Article by Farokh Ghadially, Vice President IT and Data Centres, Schneider Electric
Artificial intelligence has entered a new phase of maturity. After years of experimentation, AI is now being deployed at scale, moving beyond centralised systems and into enterprise environments and edge infrastructure.
As AI scales, data centres are being pushed beyond their original design assumptions. Supporting higher density and more variable workloads requires an integrated approach to power, cooling and digital systems to move AI from proof of concept into everyday operation.
From experimentation to enterprise impact
Across Australia, this is no longer theoretical. The shift is already driving strong momentum, from hyperscale expansion to growing interest in sovereign AI as organisations seek greater control over their data.
As AI moves from concept to deployment, its requirements become tangible. High-density AI workloads demand significantly more power and more advanced cooling, making infrastructure a strategic consideration rather than a background function.
Power as an enabler of AI growth
AI is fundamentally changing how energy is consumed inside data centres. Global data centre capacity is projected to reach hundreds of gigawatts this decade, with AI workloads accounting for a growing share of that demand. This surge is accelerating the move toward more intelligent, digitally enabled energy systems.
As AI workloads scale and become more variable, power can no longer be treated as a static constraint. The ability to manage power and cooling dynamically is becoming central to supporting resilience, efficiency and large-scale AI deployment.
At the same time, access to power is becoming one of the most significant constraints on AI expansion. Grid connection is increasingly complex, particularly for large-scale AI facilities with volatile, high-density loads. As a result, data centre operators are beginning to rethink where and how they build, including closer alignment with renewable energy zones and alternative energy sources.
Cooling becomes a catalyst for innovation
Cooling is fast becoming one of the defining challenges, and opportunities of AI infrastructure. As the industry pushes beyond rack densities of 140kW, with future designs reaching 1MW and beyond, traditional cooling methods alone are no longer sufficient, driving a shift toward hybrid environments that combine air and liquid cooling. As AI chips become hotter and more compact, liquid cooling is essential to maintain uptime and efficiency.

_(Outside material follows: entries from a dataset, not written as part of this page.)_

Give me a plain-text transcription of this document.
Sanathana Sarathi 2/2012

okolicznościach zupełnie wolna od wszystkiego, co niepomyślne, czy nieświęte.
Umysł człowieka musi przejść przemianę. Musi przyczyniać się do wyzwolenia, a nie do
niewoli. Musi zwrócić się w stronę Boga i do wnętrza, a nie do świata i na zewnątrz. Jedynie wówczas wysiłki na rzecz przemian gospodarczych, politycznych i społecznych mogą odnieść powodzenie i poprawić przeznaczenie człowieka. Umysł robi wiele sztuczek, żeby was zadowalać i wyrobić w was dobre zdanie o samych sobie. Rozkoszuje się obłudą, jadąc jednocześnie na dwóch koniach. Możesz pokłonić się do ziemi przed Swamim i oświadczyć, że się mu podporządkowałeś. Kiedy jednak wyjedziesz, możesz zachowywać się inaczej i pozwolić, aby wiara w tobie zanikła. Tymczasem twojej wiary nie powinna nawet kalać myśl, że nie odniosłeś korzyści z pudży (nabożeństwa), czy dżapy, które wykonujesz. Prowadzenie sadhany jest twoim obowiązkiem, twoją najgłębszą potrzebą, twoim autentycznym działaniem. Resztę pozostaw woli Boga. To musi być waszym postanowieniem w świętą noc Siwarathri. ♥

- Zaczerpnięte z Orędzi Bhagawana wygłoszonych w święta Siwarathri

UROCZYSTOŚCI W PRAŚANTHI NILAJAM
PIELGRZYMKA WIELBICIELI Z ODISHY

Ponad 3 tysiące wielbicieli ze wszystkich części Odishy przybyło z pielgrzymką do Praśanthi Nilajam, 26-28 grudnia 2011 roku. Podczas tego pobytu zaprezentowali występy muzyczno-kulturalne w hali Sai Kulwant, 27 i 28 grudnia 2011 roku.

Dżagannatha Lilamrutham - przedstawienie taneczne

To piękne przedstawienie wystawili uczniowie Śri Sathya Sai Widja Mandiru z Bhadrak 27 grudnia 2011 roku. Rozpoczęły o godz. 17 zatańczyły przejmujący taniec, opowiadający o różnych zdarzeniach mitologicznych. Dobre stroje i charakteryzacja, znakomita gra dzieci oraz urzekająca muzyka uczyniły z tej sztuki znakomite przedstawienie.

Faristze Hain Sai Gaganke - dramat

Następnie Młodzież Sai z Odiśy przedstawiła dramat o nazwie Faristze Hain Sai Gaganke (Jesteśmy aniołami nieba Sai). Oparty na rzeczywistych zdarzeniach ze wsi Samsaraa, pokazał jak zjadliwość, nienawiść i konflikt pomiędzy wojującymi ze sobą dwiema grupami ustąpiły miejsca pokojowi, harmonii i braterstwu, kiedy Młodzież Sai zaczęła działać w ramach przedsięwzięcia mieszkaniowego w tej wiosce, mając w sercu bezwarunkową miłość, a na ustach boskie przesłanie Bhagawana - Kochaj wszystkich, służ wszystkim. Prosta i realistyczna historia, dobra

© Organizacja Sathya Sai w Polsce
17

With cooling accounting for up to 40 percent of a data centre’s power budget, efficiency is becoming essential. Direct liquid cooling provides a step change in performance, delivering heat removal up to 3,000 times more effective than air cooling. However, deploying it successfully requires a true end-to-end approach, from design and installation through to long-term operation.
Smarter grids through digital intelligence
AI workloads behave very differently from traditional computing. Demand can shift rapidly, creating volatility that requires a more dynamic relationship between data centres and the grid.
Digital twins are emerging as a critical energy technology capability, allowing operators and utilities to model how infrastructure will behave before it is built. By simulating different scenarios, including fluctuating AI loads, digital twins help accelerate approvals, reduce risk and build confidence across the energy ecosystem.
Building the workforce that will power AI at scale
The rapid expansion of AI infrastructure is also driving strong demand for skills in power, cooling and digital systems, yet Australia faces a growing shortage of technicians and specialists capable of designing, building and operating AI-ready data centres. Addressing this gap will require sustained investment in workforce training and partner enablement to ensure capability keeps pace with demand.
As AI moves closer to the edge, partners must also be equipped to design and deploy integrated energy and digital architectures. Collaborative enablement programs with server manufacturers and ecosystem players are critical to turning AI proof-of-concepts into production at scale, alongside prefabricated, outcome-based architectures that reduce build time and on-site complexity while improving consistency and quality.
A defining year for Australia’s AI future
2026 will be a defining year for AI in Australia, as ambition meets the realities of power, infrastructure and sustainability. Power availability, cooling capability, grid access and workforce capacity will increasingly determine where and how AI infrastructure is built. An integrated approach to energy and digital systems will be essential to supporting sustained growth.
The future of AI will not be shaped by software or hardware alone. It will be shaped by partners who can design, implement and digitalise energy systems end to end, helping organisations scale AI with confidence, efficiency and control.